Open source leadership vs. corporate leadership

As cryptocurrencies and blockchains have continued to gain steam (and attract capital), a common question in the air is, what type of leader does it take to be successful in this space? A common variant on that question is: "will [leader] need a grownup in the room once they get ahold of all that money from the crowdsale?" If it's not already obvious, cryptocurrency development is open source development.  The basic challenge in open source development is to get other technical people to adopt your technology, and to cultivate broad community support around it.  The skills required are not just technical, but also political.  Open source projects need to strike the right balance between direction, inclusivity, openness, commit rights & governance, etc -- you are not only hoping to get people to use your technology, but to volunteer their time to maintain it.  Nice trick! If you look at some of the most successful open source projects, like Wordpress, Ruby on Rails, MongoDB, jQuery, just to name a few -- you'll see a common pattern of buttery technology paired with savvy political leadership.  The big political risk in any open source project is the fork -- since the code is open, anyone can just take a copy and develop that in their own way, siphoning off attention and effort.   So the main goal of the politics is to keep people onboard, rather than forking. But sometimes, even the savvy political leadership part may not be necessary.  Linus Torvalds, founder of Linux and Git, is notorious for his utter lack of sensitivity:

"Some people think I'm nice and are shocked when they find out different... I'm not a nice person, and I don't care about you. I care about the technology and the kernel—that's what's important to me."

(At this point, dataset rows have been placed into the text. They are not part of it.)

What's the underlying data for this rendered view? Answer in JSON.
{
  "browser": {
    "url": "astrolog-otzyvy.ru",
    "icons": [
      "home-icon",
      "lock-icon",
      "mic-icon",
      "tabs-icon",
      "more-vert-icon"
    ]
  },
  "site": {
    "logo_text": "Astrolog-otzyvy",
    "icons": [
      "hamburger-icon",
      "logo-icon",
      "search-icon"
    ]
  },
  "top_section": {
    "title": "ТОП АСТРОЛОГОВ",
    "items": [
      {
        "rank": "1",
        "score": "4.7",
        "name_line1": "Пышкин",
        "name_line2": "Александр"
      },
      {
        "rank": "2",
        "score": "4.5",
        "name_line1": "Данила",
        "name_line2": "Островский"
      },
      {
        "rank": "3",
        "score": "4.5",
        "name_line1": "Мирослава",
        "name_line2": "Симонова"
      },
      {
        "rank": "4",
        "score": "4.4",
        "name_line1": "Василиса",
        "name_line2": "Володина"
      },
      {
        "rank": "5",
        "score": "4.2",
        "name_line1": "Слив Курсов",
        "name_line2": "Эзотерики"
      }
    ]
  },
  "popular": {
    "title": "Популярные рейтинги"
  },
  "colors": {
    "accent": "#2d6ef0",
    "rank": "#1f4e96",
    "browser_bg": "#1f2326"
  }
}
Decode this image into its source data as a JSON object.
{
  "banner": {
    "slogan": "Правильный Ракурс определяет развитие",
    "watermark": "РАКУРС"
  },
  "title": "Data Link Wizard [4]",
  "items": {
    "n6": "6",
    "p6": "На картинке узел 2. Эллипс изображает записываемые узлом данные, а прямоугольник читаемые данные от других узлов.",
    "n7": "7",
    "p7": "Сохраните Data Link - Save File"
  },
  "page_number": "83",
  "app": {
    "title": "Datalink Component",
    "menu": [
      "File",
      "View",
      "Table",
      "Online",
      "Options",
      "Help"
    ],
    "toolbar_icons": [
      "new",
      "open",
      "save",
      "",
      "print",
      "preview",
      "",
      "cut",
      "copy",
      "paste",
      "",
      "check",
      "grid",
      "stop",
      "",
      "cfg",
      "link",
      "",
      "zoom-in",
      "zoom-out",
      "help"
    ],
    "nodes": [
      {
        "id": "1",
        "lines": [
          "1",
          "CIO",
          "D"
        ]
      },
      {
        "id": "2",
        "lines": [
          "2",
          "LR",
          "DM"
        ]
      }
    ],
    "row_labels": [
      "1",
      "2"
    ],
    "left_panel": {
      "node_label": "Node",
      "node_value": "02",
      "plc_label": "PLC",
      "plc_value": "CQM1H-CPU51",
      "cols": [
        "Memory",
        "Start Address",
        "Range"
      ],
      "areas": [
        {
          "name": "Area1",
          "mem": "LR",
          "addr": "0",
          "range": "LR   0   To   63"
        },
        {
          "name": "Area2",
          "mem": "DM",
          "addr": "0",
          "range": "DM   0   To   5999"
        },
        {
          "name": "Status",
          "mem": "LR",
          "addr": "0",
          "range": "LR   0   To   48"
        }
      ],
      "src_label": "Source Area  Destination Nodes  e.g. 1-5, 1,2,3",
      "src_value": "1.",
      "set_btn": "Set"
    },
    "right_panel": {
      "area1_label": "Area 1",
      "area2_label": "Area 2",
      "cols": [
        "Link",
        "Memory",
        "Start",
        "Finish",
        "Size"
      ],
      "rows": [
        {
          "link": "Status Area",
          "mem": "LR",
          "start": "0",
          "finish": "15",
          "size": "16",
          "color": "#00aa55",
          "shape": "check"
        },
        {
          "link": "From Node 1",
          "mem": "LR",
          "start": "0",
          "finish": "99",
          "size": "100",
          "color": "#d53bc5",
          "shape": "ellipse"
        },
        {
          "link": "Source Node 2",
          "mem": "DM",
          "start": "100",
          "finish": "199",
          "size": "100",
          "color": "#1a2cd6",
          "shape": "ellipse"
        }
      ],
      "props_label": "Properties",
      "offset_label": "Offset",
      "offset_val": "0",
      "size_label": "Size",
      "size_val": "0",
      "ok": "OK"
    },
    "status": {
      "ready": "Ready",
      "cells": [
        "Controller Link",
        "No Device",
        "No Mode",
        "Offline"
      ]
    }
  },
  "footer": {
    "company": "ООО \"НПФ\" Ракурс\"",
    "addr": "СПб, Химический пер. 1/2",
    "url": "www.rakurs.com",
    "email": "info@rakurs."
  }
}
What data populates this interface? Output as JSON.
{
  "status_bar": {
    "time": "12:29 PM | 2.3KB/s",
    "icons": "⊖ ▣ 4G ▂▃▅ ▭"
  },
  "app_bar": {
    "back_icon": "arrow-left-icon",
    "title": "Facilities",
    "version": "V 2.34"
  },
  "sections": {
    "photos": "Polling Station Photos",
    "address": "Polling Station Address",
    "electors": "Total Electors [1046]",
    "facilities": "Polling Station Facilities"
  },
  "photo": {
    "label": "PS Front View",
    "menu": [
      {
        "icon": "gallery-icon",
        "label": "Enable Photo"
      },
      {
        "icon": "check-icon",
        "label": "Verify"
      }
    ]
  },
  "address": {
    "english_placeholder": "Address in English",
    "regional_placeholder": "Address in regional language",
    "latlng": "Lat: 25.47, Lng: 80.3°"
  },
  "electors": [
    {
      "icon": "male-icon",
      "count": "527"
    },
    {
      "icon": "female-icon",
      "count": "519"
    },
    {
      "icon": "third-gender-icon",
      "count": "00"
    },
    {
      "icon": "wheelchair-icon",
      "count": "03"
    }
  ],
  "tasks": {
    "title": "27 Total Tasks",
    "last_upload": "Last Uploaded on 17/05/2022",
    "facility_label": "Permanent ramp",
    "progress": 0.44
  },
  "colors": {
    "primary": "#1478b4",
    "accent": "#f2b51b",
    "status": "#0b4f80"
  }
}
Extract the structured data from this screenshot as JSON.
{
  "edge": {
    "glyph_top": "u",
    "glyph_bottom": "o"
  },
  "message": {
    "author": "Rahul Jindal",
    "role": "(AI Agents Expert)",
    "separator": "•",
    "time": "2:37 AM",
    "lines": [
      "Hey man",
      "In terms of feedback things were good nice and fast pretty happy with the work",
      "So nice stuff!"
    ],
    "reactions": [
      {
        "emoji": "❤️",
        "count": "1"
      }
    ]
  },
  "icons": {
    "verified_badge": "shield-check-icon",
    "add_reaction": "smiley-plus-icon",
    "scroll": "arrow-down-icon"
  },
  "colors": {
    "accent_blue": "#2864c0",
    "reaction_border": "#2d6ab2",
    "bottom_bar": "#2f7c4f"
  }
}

So in some cases, (as in with Linux and Git) the technology can be so good that it can survive even caustic leadership. The next question, then, is: but open source projects need a business model too, right? Wordpress needed Wordpress.com (the hosted service) to supply the business model; Ruby on Rails needed Basecamp (saas); MongoDB followed the Red Hat model of enterprise support (and now hosted services), and Linux has the Linux Foundation (corporate donors) -- in each case, you had to figure out a way to build a business on top of the open source foundation.  Sometimes this works, but lots of of times it doesn't. What's different about today's crypto landscape is that the business model is built-in to the product, so there's no longer a need to bolt-on a business model.  So maybe we don't need an adult in the room, at least not in the traditional sense of someone who knows how to "run a business" -- making corporate deals, showing up to meetings in a suit, etc. But, to add another twist: cryptocurrencies are like open source projects that are also central banks -- they are both a tech platform and a monetary platform.  So, take all of the politics inherent in open source projects (risk of fork, etc) and lever that up with strong financial interests tied to technology decisions: now you have the cryptocurrency ecosystem. The two biggest examples from today are Bitcoin's continued struggle to deal with its scaling issues, and Ethereum's recent hard fork following the DAO hack. Bitcoin may be reaching consensus on scaling after several years, and it appears that Ethereum (under Vitalik's direction) has recovered incredibly well after the hard fork. Both of these have shown that you can build a multi-billion-dollar cryptocurrency platform with very little traditional business infrastructure, but that you will undoubtedly face not only the "regular" open source issues, but a new variant that is even more political and highly charged -- that's a tall order, but seems to be what's required.